José Bonaparte and colleagues, in their 1999 description of the genus, found it to be possible basal theropod and placed it in its own family, Guaibasauridae. Bonaparte and colleagues (2007) found another early Brazilian dinosaur Saturnalia to be very similar to it, and placed the two in the Guaibasauridae which was found to be a primitive saurischian group. Bonaparte found that these forms may have been "prosauropods" (primitive sauropodomorphs), or an assemblage of forms close to the common ancestor of the sauropodomorphs and theropods. Overall, Bonaparte considered that both Saturnalia and Guaibasaurus were more theropod-like than "prosauropod"-like.
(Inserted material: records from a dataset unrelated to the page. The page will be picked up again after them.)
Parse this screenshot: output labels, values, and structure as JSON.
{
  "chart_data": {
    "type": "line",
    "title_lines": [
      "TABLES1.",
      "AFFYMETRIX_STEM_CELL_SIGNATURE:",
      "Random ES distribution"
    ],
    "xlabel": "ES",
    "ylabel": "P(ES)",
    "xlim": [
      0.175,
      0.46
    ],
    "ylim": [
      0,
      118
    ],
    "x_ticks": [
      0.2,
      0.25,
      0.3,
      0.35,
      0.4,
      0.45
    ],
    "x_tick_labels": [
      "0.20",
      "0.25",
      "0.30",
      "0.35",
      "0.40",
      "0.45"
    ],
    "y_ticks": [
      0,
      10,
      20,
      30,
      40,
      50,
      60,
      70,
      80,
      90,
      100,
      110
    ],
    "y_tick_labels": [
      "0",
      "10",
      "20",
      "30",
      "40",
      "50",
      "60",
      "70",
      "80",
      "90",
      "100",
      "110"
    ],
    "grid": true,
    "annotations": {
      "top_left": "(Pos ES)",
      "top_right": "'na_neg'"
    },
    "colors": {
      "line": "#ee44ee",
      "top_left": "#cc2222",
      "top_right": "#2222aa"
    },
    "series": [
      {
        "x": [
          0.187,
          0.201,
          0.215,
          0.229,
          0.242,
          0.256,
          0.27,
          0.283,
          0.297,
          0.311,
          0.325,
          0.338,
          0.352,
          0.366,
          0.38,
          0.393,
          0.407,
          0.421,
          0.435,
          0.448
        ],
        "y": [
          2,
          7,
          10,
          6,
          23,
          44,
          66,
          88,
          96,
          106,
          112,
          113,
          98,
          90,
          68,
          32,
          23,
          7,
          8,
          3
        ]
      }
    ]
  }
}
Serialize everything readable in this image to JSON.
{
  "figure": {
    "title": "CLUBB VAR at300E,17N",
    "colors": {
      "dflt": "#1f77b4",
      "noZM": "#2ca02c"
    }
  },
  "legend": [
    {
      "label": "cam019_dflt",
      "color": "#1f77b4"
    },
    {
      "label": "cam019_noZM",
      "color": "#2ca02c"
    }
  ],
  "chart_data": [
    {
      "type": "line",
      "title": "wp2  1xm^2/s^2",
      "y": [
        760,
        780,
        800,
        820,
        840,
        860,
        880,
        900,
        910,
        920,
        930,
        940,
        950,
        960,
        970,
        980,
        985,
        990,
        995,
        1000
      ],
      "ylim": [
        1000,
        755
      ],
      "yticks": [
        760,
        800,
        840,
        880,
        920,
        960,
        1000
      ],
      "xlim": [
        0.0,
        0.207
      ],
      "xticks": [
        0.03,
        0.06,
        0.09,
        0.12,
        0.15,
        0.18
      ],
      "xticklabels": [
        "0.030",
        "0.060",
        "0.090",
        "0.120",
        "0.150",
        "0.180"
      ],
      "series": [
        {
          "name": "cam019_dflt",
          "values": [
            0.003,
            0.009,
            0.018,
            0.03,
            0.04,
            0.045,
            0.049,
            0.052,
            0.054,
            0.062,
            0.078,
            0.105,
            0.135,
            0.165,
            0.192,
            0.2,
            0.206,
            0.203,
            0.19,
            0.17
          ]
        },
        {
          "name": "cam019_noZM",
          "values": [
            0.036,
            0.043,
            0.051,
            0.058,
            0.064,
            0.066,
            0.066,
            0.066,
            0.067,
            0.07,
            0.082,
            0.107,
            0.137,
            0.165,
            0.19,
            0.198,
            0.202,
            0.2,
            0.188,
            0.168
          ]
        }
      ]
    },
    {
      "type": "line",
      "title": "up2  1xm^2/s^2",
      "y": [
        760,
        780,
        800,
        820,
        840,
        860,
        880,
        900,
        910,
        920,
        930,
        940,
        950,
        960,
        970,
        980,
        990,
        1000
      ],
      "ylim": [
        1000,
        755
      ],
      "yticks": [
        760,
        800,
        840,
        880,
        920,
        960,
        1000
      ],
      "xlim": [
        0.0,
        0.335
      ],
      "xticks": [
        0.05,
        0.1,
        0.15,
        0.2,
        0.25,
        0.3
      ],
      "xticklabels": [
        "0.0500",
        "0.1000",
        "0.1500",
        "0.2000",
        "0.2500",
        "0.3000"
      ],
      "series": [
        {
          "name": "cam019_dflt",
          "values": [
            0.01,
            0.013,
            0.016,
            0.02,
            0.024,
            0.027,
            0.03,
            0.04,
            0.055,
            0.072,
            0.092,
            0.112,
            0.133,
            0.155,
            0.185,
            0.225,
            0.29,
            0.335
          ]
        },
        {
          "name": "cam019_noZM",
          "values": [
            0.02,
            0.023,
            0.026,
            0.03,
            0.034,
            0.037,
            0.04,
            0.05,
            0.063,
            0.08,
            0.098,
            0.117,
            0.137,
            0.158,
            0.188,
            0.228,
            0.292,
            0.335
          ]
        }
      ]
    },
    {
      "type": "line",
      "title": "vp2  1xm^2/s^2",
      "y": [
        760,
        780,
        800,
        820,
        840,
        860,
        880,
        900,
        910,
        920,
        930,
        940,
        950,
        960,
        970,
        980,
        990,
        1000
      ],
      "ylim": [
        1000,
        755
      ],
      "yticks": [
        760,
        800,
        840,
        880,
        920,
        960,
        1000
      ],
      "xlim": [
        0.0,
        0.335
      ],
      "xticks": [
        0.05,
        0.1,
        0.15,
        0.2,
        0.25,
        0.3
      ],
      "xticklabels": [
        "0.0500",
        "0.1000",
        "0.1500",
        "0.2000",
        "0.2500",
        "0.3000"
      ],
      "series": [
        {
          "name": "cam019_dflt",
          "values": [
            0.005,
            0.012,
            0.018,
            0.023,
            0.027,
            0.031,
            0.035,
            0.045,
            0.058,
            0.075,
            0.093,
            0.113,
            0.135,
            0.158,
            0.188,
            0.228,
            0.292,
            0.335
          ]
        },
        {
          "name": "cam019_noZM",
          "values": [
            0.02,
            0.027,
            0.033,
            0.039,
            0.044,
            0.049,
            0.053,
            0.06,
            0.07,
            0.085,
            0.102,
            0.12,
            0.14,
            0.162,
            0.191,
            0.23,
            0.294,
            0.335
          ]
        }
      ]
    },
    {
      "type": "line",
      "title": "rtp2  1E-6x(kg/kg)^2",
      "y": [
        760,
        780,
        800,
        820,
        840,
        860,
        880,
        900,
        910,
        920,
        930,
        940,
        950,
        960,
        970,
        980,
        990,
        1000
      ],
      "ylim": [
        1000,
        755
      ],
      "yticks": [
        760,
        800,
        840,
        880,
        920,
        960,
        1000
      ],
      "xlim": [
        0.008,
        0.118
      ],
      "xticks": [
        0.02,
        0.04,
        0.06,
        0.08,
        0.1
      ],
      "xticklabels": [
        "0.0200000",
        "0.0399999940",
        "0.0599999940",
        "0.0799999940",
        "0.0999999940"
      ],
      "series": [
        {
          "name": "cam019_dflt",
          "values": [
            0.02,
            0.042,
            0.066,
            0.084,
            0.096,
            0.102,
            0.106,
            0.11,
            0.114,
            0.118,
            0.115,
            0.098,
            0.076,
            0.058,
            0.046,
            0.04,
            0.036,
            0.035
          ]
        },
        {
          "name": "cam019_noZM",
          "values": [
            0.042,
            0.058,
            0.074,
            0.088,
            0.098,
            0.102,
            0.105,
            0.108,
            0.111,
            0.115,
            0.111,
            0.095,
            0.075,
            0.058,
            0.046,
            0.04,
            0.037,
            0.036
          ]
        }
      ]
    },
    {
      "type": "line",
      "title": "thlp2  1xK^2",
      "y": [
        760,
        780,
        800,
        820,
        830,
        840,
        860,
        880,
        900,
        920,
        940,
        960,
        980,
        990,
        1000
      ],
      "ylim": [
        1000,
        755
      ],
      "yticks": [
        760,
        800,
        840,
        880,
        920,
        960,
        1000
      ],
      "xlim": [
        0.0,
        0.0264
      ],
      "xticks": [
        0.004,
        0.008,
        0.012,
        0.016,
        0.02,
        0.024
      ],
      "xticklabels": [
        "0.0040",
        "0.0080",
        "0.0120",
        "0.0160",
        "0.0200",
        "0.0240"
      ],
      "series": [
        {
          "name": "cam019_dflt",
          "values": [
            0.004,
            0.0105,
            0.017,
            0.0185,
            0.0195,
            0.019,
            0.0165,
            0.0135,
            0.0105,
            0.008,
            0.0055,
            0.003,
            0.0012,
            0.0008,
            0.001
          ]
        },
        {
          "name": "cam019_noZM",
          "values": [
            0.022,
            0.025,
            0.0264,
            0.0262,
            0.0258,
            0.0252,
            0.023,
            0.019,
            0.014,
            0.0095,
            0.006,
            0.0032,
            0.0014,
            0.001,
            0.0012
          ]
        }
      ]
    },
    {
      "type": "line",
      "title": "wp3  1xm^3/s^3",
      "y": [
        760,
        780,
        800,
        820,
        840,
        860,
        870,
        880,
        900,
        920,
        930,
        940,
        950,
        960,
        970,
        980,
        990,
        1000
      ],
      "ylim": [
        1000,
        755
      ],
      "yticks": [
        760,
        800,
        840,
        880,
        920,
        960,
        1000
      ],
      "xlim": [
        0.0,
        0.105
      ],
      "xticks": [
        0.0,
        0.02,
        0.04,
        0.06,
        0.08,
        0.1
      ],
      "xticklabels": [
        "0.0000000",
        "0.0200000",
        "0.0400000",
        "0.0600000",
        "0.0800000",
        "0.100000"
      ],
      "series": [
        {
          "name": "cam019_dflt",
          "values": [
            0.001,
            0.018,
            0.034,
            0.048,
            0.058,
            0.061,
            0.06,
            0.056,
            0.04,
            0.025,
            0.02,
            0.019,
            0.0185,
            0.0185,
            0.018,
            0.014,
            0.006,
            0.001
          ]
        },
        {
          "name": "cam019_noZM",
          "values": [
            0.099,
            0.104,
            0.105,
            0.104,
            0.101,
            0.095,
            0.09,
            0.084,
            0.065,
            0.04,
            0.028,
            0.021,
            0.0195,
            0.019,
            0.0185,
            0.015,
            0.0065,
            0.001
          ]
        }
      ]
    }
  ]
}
More recent cladistic analyses have disagreed on the placement of Guaibasaurus. Some analyses have found it to be a basal theropod, while others consider it a basal sauropodomorph. Other members of "Guaibasauridae" (such as Saturnalia) are generally considered to be very basal sauropodomorphs, and may or may not form a clade with Guaibasaurus. An article depicting a novel phylogenetic hypothesis for silesaurids also recovers Guaibasaurus as a sauropodomorph, but close-related to the coeval Unaysaurus and Macrocollum, rather than early forms such as Saturnalia. Thus, Unaysauridae is a junior synonym of Guaibasauridae in this proposal. This result was corroborated in the description paper of the theropod Erythrovenator jacuiensis.